The Breast Screening Bundle Tool (BSBT) is a web-based tool designed to help radiology practices develop bundled payment models for breast cancer screening. The BSBT calculates the bundle payment for a mix of seven services in addition to screening mammography. The volume and percentage of patients undergoing each service for the tool were estimated with 2013-2015 Medicare 5% Research Identifiable Files (RIF) data.
The calculated bundled payment represents a single payment for patients that would cover initial mammography screening and all subsequent imaging screening and diagnostic testing for either: 1) 364 days after the initial screen or 2) a referral for biopsy or positive cancer diagnosis.
Users can include any of these services in the bundle they are interested in offering. If a practice only covers specific services in a bundle, such as screening and diagnostic mammography, then the other services in the tool should be assigned values of zero to calculate the bundled payment. Payers will incur a single bundled payment based on all of the services included in the bundle, even if they do not use all the services in the bundle. Further background on bundled payments is available here.
The default appearance of the BSBT includes seven columns of data.
The default values reflect national values for the Percentage of Patients Undergoing and the Number of Services, as well as the national reimbursement rates set by Medicare. There are many ways which users can customize the tool, discussed below.
The first two columns display information for each mammography service: 1) The Service Name describes the service offered and 2) The Current Procedural Terminology (CPT)/ Healthcare Common Procedure Coding System (HCPCS) column identifies the code associated with the service.

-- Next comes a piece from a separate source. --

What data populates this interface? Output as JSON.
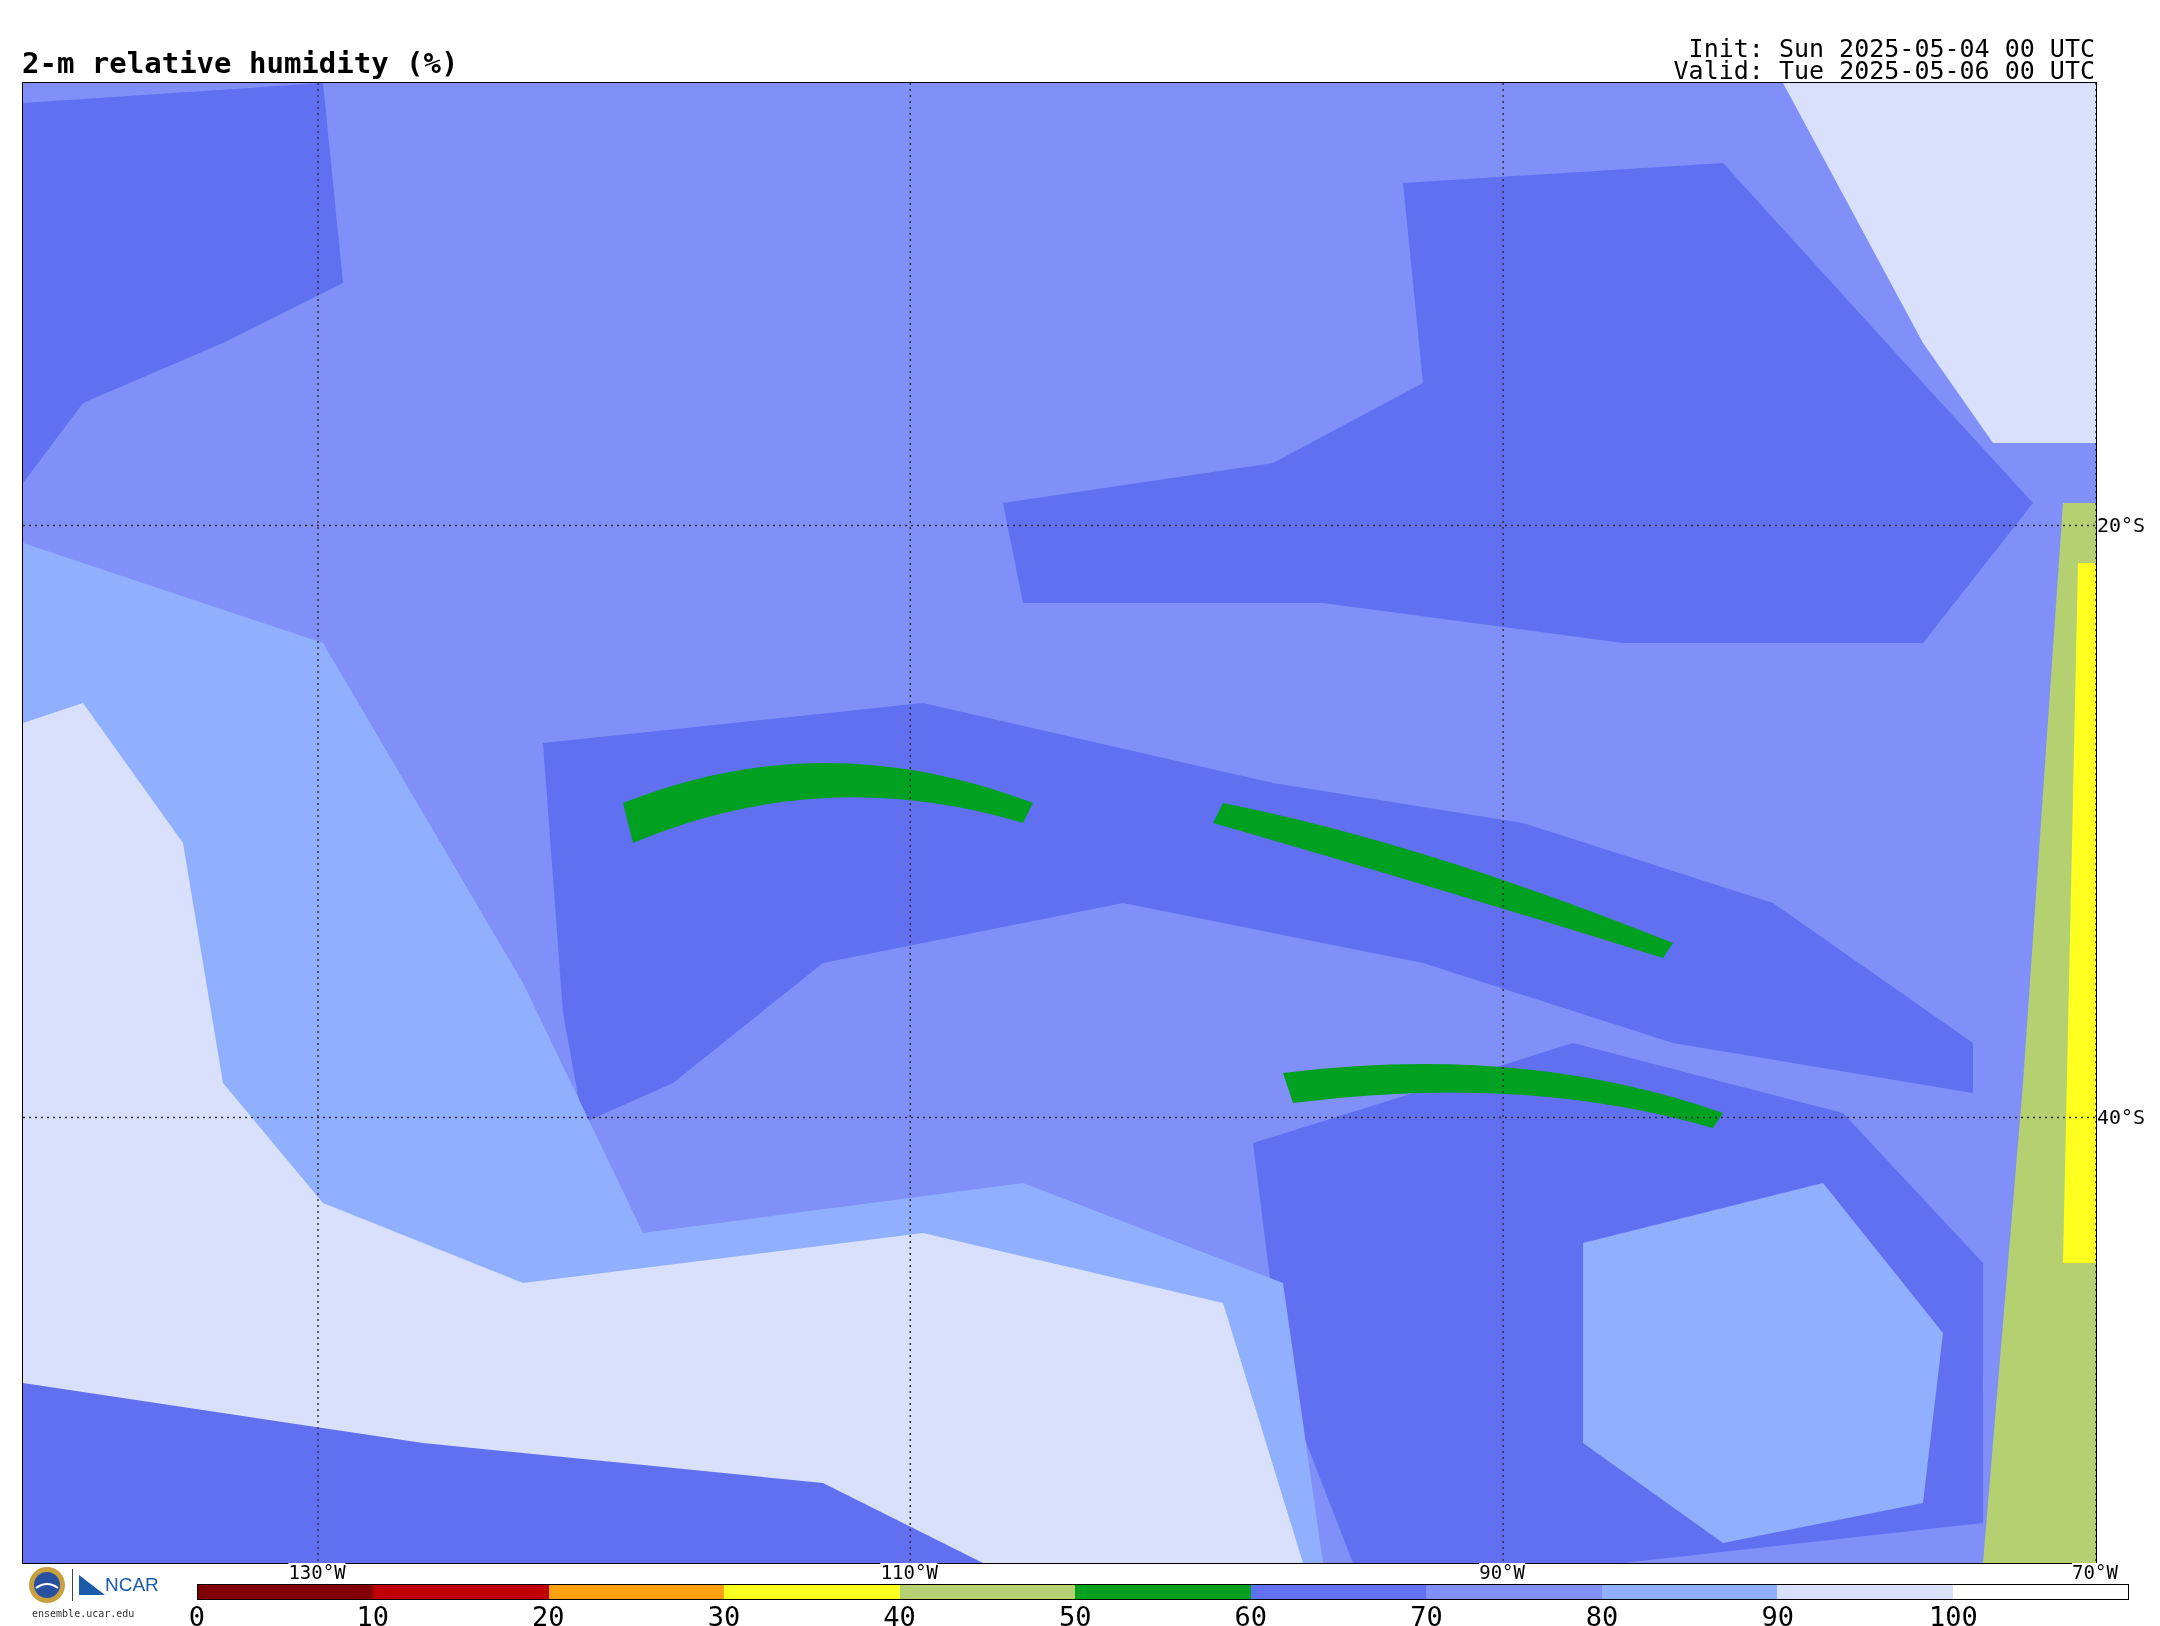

The second two columns display information on the percentage and number of services which users can change to reflect their own data or perform “what if” analyses: 1) The Percentage of Patients Undergoing displays the percent of patients receiving these services in the patient population. The percentage of patients undergoing screening mammography will always be 100%, while the percent values for the other services are customizable; and 2) The Number of Services displays the numerical volume of services, all of which are customizable. Although users do not have to customize the data for their practice, doing so will reflect a more accurate bundled payment.
The last three columns display reimbursement information from the 2017 Medicare Physician Fee Schedule (MPFS) needed to calculate the bundled payment: 1) The National MPFS Professional Percentage displays the percent or value of the Medicare professional component reimbursement for the service; 2) The National MPFS Technical Percentage displays the percent or value of the Medicare reimbursement for the technical component for the service; and 3) The National MPFS Global which displays the percent or value of the global Medicare reimbursement. The default view displays the percentage paid relative to the national Medicare reimbursement rates for each service but users can uncheck “View Percentages” to view to the actual dollar amounts.
Users can reset the table to the default values, or download the table information into an Excel comma-separated spreadsheet (.csv) when they are finished.
Downloading the Data
After users have entered all the data for the bundled services they are interested in offering, they can download the BSBT table into an Excel comma-separated spreadsheet (.csv) for later reference. The Download Data button is located at the top right of the table.
Clicking the Download Data button will automatically begin the download process. You can then open the .csv file to view the table.